When caring for someone with mental health problems, however, the physical side of things… the appointments etc are not the biggest challenge. It is the mental side of things that will determine if this is something you are able to do or not. I know my parents never stop worrying about me, even when I am ‘well’ or on an ‘up’. They know as well as I do that things will eventually go bad again. And at that point they worry they will get a knock on the door from the police one morning to be told I have committed suicide. Against that constant worry and stress, they have to put up with my loosing my temper sometimes. I can say awful things, things that I don’t even mean just because I can’t express it properly. Sometimes I get cross when they try to protect me from something I don’t want to be protected from. Sometimes I will sit there and cry, like I am never going to stop. And a lot of the time, they have to sit there and listen to me talk for England because I live alone and can’t shut up whenever I meet someone.

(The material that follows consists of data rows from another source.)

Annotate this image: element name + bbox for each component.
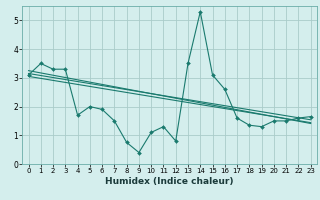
- X-axis label: Humidex (Indice chaleur): Humidex (Indice chaleur): [105, 177, 234, 186]
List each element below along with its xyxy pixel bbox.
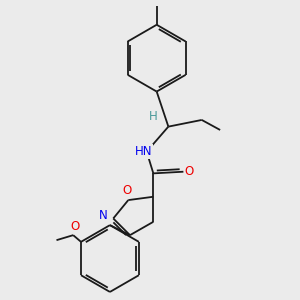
Text: O: O — [70, 220, 80, 233]
Text: O: O — [185, 165, 194, 178]
Text: H: H — [149, 110, 158, 123]
Text: N: N — [99, 209, 108, 222]
Text: HN: HN — [135, 145, 152, 158]
Text: O: O — [122, 184, 131, 196]
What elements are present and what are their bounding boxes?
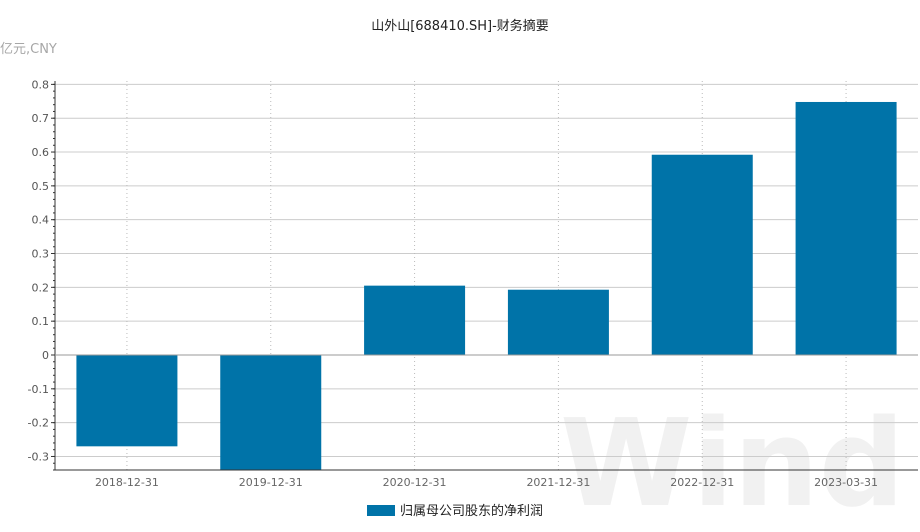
x-tick-label: 2021-12-31 [526,476,590,489]
y-tick-label: 0.4 [32,214,50,227]
bars [76,101,897,470]
y-tick-label: -0.3 [28,450,49,463]
legend: 归属母公司股东的净利润 [367,503,543,519]
bar-2023-03-31 [795,101,897,355]
x-tick-label: 2018-12-31 [95,476,159,489]
legend-swatch [367,505,395,516]
unit-label: 亿元,CNY [0,42,57,57]
x-axis-ticks: 2018-12-31 2019-12-31 2020-12-31 2021-12-31… [95,476,878,489]
y-tick-label: 0.2 [32,281,50,294]
x-tick-label: 2019-12-31 [239,476,303,489]
x-tick-label: 2020-12-31 [383,476,447,489]
x-tick-label: 2023-03-31 [814,476,878,489]
chart-title: 山外山[688410.SH]-财务摘要 [371,18,549,34]
y-tick-label: 0.7 [32,112,50,125]
y-tick-label: 0.6 [32,146,50,159]
watermark-logo: Wind [560,395,905,532]
bar-2020-12-31 [364,285,466,355]
y-axis-ticks: 0.8 0.7 0.6 0.5 0.4 0.3 0.2 0.1 0 -0.1 -0.2 -0.3 [28,78,55,471]
bar-2022-12-31 [651,154,753,355]
y-tick-label: 0 [42,349,49,362]
y-tick-label: 0.8 [32,78,50,91]
y-tick-label: -0.1 [28,383,49,396]
bar-2018-12-31 [76,354,178,447]
bar-2021-12-31 [507,289,609,355]
bar-2019-12-31 [220,354,322,470]
y-tick-label: 0.1 [32,315,50,328]
y-tick-label: 0.5 [32,180,50,193]
y-tick-label: -0.2 [28,417,49,430]
legend-label: 归属母公司股东的净利润 [400,503,543,519]
axes [54,81,918,471]
y-tick-label: 0.3 [32,248,50,261]
x-tick-label: 2022-12-31 [670,476,734,489]
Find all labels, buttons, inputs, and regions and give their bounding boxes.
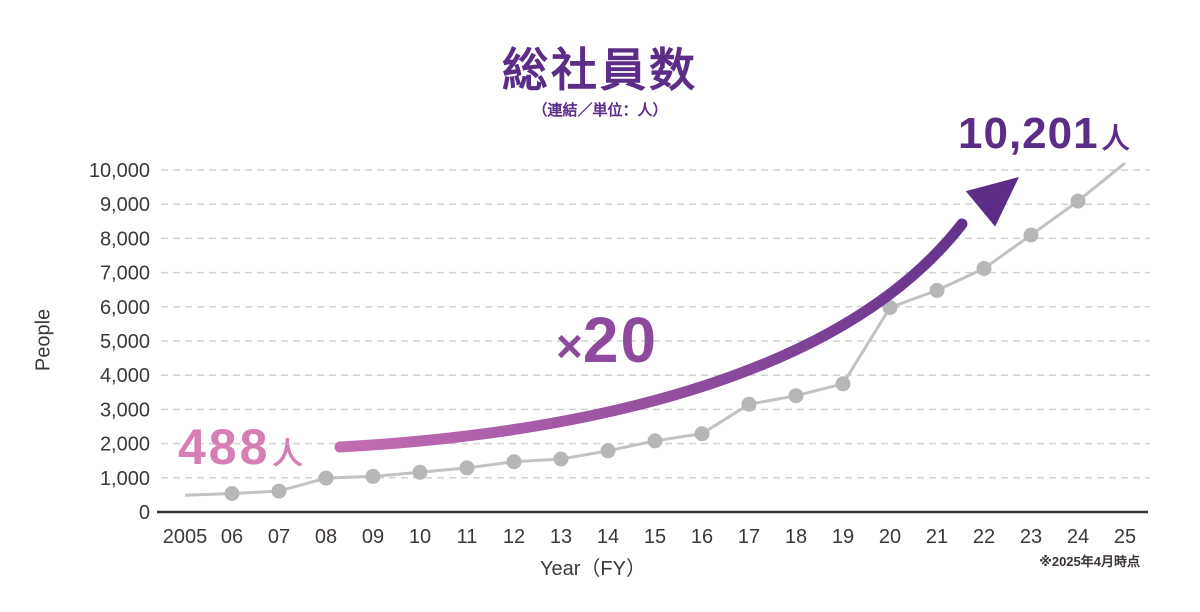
footnote: ※2025年4月時点: [1039, 554, 1140, 569]
chart-subtitle: （連結／単位：人）: [532, 102, 668, 119]
data-point-marker: [600, 443, 616, 459]
y-axis-title: People: [32, 308, 55, 372]
x-tick-label: 24: [1067, 526, 1089, 548]
x-tick-label: 22: [973, 526, 995, 548]
data-point-marker: [694, 426, 710, 442]
growth-arrow-shaft: [334, 218, 968, 453]
data-point-marker: [271, 483, 287, 499]
data-point-marker: [976, 261, 992, 276]
end-value-number: 10,201: [958, 109, 1099, 158]
y-tick-label: 7,000: [100, 263, 150, 285]
x-tick-label: 20: [879, 526, 901, 548]
x-tick-label: 15: [644, 526, 666, 548]
x-tick-label: 09: [362, 526, 384, 548]
x-tick-label: 18: [785, 526, 807, 548]
data-point-marker: [553, 451, 569, 467]
data-point-marker: [929, 282, 945, 298]
data-point-marker: [1023, 227, 1039, 243]
y-tick-label: 4,000: [100, 365, 150, 387]
end-value-annotation: 10,201 人: [958, 112, 1130, 156]
y-tick-label: 3,000: [100, 399, 150, 421]
y-tick-label: 1,000: [100, 468, 150, 490]
x-tick-label: 16: [691, 526, 713, 548]
start-value-unit: 人: [272, 438, 303, 471]
y-tick-label: 5,000: [100, 331, 150, 353]
data-point-marker: [506, 454, 522, 470]
x-axis-title: Year（FY）: [540, 558, 646, 580]
x-tick-label: 10: [409, 526, 431, 548]
growth-arrow-head: [965, 177, 1019, 227]
multiplier-number: 20: [582, 304, 659, 376]
x-tick-label: 23: [1020, 526, 1042, 548]
multiplier-sign: ×: [556, 320, 583, 372]
y-tick-label: 10,000: [89, 160, 150, 182]
data-point-marker: [835, 376, 851, 392]
x-tick-label: 08: [315, 526, 337, 548]
chart-title: 総社員数: [502, 44, 698, 96]
x-tick-label: 06: [221, 526, 243, 548]
end-value-unit: 人: [1101, 123, 1130, 154]
data-point-marker: [647, 433, 663, 449]
data-point-marker: [365, 468, 381, 484]
x-tick-label: 21: [926, 526, 948, 548]
data-point-marker: [1070, 193, 1086, 209]
x-tick-label: 14: [597, 526, 619, 548]
data-point-marker: [459, 460, 475, 476]
x-tick-label: 19: [832, 526, 854, 548]
growth-multiplier-annotation: ×20: [556, 308, 658, 372]
start-value-number: 488: [178, 419, 271, 475]
x-tick-label: 2005: [163, 526, 208, 548]
x-tick-label: 07: [268, 526, 290, 548]
y-tick-label: 9,000: [100, 194, 150, 216]
data-point-marker: [882, 300, 898, 315]
y-tick-label: 0: [139, 502, 150, 524]
start-value-annotation: 488人: [178, 422, 302, 472]
x-tick-label: 13: [550, 526, 572, 548]
x-tick-label: 12: [503, 526, 525, 548]
data-point-marker: [318, 470, 334, 486]
y-tick-label: 2,000: [100, 434, 150, 456]
y-tick-label: 8,000: [100, 228, 150, 250]
x-tick-label: 25: [1114, 526, 1136, 548]
data-point-marker: [224, 486, 240, 501]
x-tick-label: 17: [738, 526, 760, 548]
x-tick-label: 11: [457, 526, 478, 548]
data-point-marker: [412, 464, 428, 480]
data-point-marker: [741, 396, 757, 412]
y-tick-label: 6,000: [100, 297, 150, 319]
data-point-marker: [788, 388, 804, 404]
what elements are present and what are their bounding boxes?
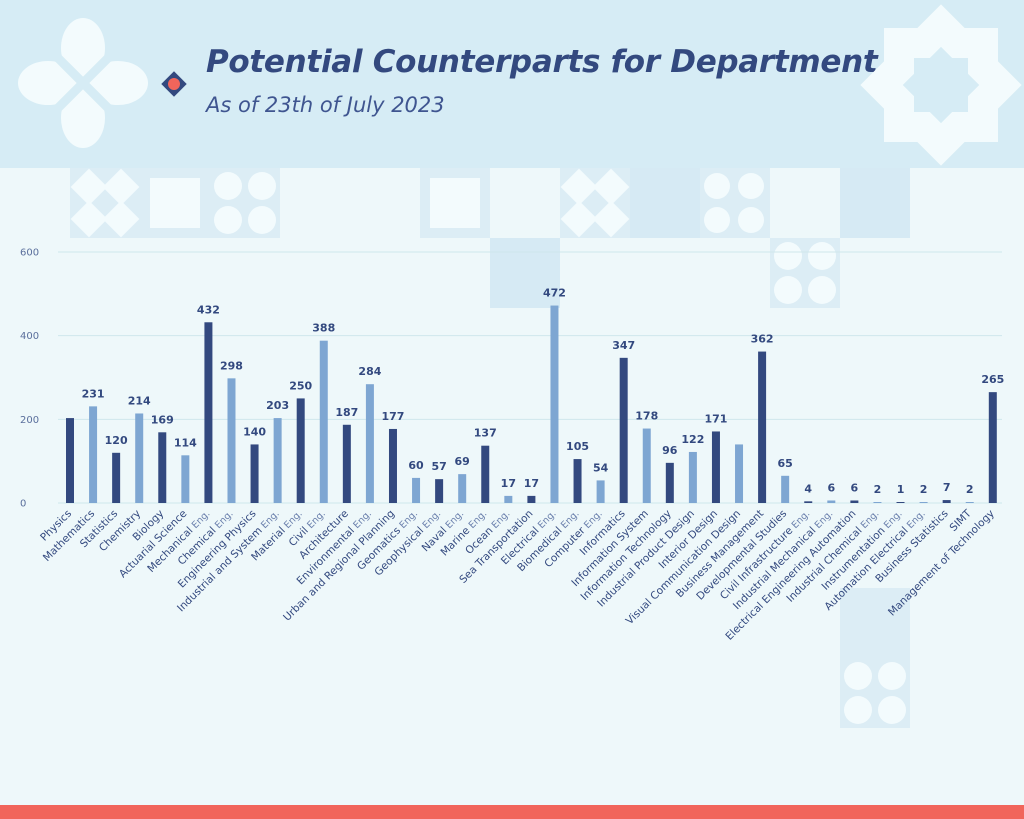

In some ways, my parents are fortunate.  I do tend to understand things (eventually!!), I am not violent towards them, I don’t get in trouble with the law, I am not an alcoholic and I don’t take drugs (at least not ones that aren’t prescribed). They don’t live in fear that I will be violent to them. And to be honest, the only reason I don’t do those things is because I was brought up well. It could have turned out very differently.

I am very lucky too… because I love to write. It helps me sort out what is running through my head, and helps me make sense of what goes on around me. I find writing helps me when I want to self harm, too. I am also lucky because I have spent a long, long  time finding out as much about my problems as I can. That way, it doesn’t seem so scary. I know what to expect, I know myself, and through that knowledge I am now, finally, mostly able to reach out for help before things slip too much. Something  I was never able to do before. Even now though, my family are so acutely tuned to me and my problems, they still often know when I am going downhill before I do. They know not to tell me though, as I wont believe a word of it!

Getting to know someone is hard enough anyway… but getting to know someone who can change in a million different ways at any given moment is really hard. Nearly impossible, in fact!

So if you know of someone going through this struggle, be supportive to them. Understand that, as carer’s, they have the hardest job in the world. And just because the world may be ignorant about the facts, doesn’t mean you should be. My parents appreciate a ‘Thank you’ and a ‘Well done, you are doing  great’ more than most. If you happen to suffer from mental health problems never forget to say thank you.

So… to my lovely Mum, Dad, Brothers, Sister, Grandparents, Aunts, Uncles and my stunning not-so-baby-anymore-girl, THANK YOU. From the very bottom of my heart, thank you.